Sega Graphic Board
From Sega Retro
The Sega Graphic Board is a peripheral for the SG-1000, acting as a basic tablet. It was released in 1985 for a Japanese audience.
The Sega Graphic Board's only real function is to allow Terebi Oekaki to work properly. Unlike other controllers, it is permanently attached to the Terebi Oekaki cartridge. The peripheral is limited for a number of reasons - the drawing area is small (10.8cm x 8cm) and the short lead means it can only be used if the player is very close to the console. As the SG-1000 can only output 16 colours on screen, the Terebi Oekaki software is also quite limited.
In order to use the Sega Graphic Board, the player requires a stylus (a black Sega-branded one was bundled with the unit). It requires more pressure than normal tablets in order for the console to receive a signal, however offers a thin and transparent drawing area to allow users to trace images.
Though it was never released in the west, the Sega Graphic Board made several appearances in western media and plans were made to bring improved versions to newer Sega consoles.
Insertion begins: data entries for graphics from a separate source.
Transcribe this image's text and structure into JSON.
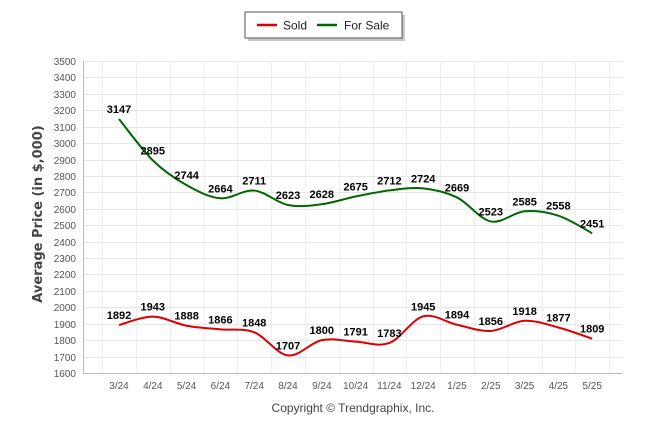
{
  "chart_data": {
    "type": "line",
    "ylabel": "Average Price (in $,000)",
    "ylim": [
      1600,
      3500
    ],
    "yticks": [
      1600,
      1700,
      1800,
      1900,
      2000,
      2100,
      2200,
      2300,
      2400,
      2500,
      2600,
      2700,
      2800,
      2900,
      3000,
      3100,
      3200,
      3300,
      3400,
      3500
    ],
    "categories": [
      "3/24",
      "4/24",
      "5/24",
      "6/24",
      "7/24",
      "8/24",
      "9/24",
      "10/24",
      "11/24",
      "12/24",
      "1/25",
      "2/25",
      "3/25",
      "4/25",
      "5/25"
    ],
    "grid": true,
    "legend_position": "top-center",
    "series": [
      {
        "name": "Sold",
        "color": "#dd0000",
        "values": [
          1892,
          1943,
          1888,
          1866,
          1848,
          1707,
          1800,
          1791,
          1783,
          1945,
          1894,
          1856,
          1918,
          1877,
          1809
        ]
      },
      {
        "name": "For Sale",
        "color": "#006600",
        "values": [
          3147,
          2895,
          2744,
          2664,
          2711,
          2623,
          2628,
          2675,
          2712,
          2724,
          2669,
          2523,
          2585,
          2558,
          2451
        ]
      }
    ]
  },
  "footer": {
    "credit": "Copyright © Trendgraphix, Inc."
  }
}
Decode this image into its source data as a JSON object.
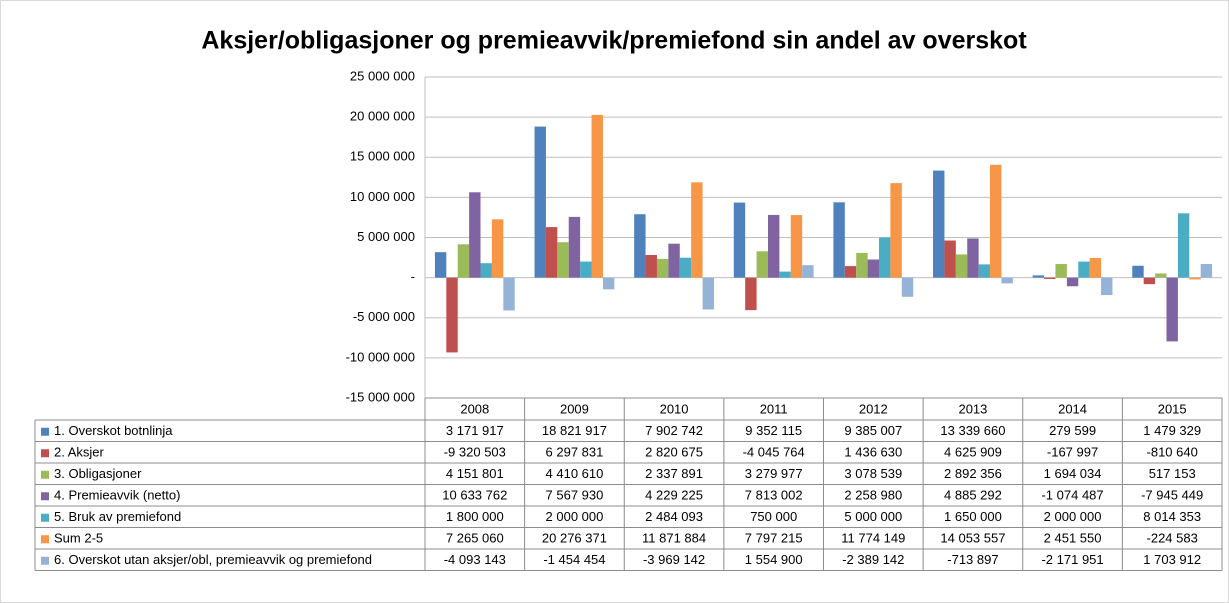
{
  "chart_data": {
    "type": "bar",
    "title": "Aksjer/obligasjoner og premieavvik/premiefond sin andel av overskot",
    "categories": [
      "2008",
      "2009",
      "2010",
      "2011",
      "2012",
      "2013",
      "2014",
      "2015"
    ],
    "ylim": [
      -15000000,
      25000000
    ],
    "yticks": [
      {
        "value": -15000000,
        "label": "-15 000 000"
      },
      {
        "value": -10000000,
        "label": "-10 000 000"
      },
      {
        "value": -5000000,
        "label": "-5 000 000"
      },
      {
        "value": 0,
        "label": "-"
      },
      {
        "value": 5000000,
        "label": "5 000 000"
      },
      {
        "value": 10000000,
        "label": "10 000 000"
      },
      {
        "value": 15000000,
        "label": "15 000 000"
      },
      {
        "value": 20000000,
        "label": "20 000 000"
      },
      {
        "value": 25000000,
        "label": "25 000 000"
      }
    ],
    "grid": true,
    "series": [
      {
        "name": "1. Overskot botnlinja",
        "color": "#4f81bd",
        "values": [
          3171917,
          18821917,
          7902742,
          9352115,
          9385007,
          13339660,
          279599,
          1479329
        ],
        "value_labels": [
          "3 171 917",
          "18 821 917",
          "7 902 742",
          "9 352 115",
          "9 385 007",
          "13 339 660",
          "279 599",
          "1 479 329"
        ]
      },
      {
        "name": "2. Aksjer",
        "color": "#c0504d",
        "values": [
          -9320503,
          6297831,
          2820675,
          -4045764,
          1436630,
          4625909,
          -167997,
          -810640
        ],
        "value_labels": [
          "-9 320 503",
          "6 297 831",
          "2 820 675",
          "-4 045 764",
          "1 436 630",
          "4 625 909",
          "-167 997",
          "-810 640"
        ]
      },
      {
        "name": "3. Obligasjoner",
        "color": "#9bbb59",
        "values": [
          4151801,
          4410610,
          2337891,
          3279977,
          3078539,
          2892356,
          1694034,
          517153
        ],
        "value_labels": [
          "4 151 801",
          "4 410 610",
          "2 337 891",
          "3 279 977",
          "3 078 539",
          "2 892 356",
          "1 694 034",
          "517 153"
        ]
      },
      {
        "name": "4. Premieavvik (netto)",
        "color": "#8064a2",
        "values": [
          10633762,
          7567930,
          4229225,
          7813002,
          2258980,
          4885292,
          -1074487,
          -7945449
        ],
        "value_labels": [
          "10 633 762",
          "7 567 930",
          "4 229 225",
          "7 813 002",
          "2 258 980",
          "4 885 292",
          "-1 074 487",
          "-7 945 449"
        ]
      },
      {
        "name": "5. Bruk av premiefond",
        "color": "#4bacc6",
        "values": [
          1800000,
          2000000,
          2484093,
          750000,
          5000000,
          1650000,
          2000000,
          8014353
        ],
        "value_labels": [
          "1 800 000",
          "2 000 000",
          "2 484 093",
          "750 000",
          "5 000 000",
          "1 650 000",
          "2 000 000",
          "8 014 353"
        ]
      },
      {
        "name": "Sum 2-5",
        "color": "#f79646",
        "values": [
          7265060,
          20276371,
          11871884,
          7797215,
          11774149,
          14053557,
          2451550,
          -224583
        ],
        "value_labels": [
          "7 265 060",
          "20 276 371",
          "11 871 884",
          "7 797 215",
          "11 774 149",
          "14 053 557",
          "2 451 550",
          "-224 583"
        ]
      },
      {
        "name": "6. Overskot utan aksjer/obl, premieavvik og premiefond",
        "color": "#95b3d7",
        "values": [
          -4093143,
          -1454454,
          -3969142,
          1554900,
          -2389142,
          -713897,
          -2171951,
          1703912
        ],
        "value_labels": [
          "-4 093 143",
          "-1 454 454",
          "-3 969 142",
          "1 554 900",
          "-2 389 142",
          "-713 897",
          "-2 171 951",
          "1 703 912"
        ]
      }
    ]
  }
}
A slightly redesigned Graphic Board was set to be released in Europe as an accessory for the Sega Master System early in the console's lifespan. The original design was axed and replaced with a more appropriate black version, sporting an extra two buttons and most importantly, a DE-9 connector meaning it was not tied directly to a cartridge. Again, this black version was never released, however prototype versions have been spotted and seem to work.
Towards the end of the 1980s, a version of the Graphic Board for the Sega Mega Drive was planned. It is seen in photographs of early pre-production Mega Drive consoles, along with a Mega Drive Floppy Disk Drive and Mega Drive Keyboard.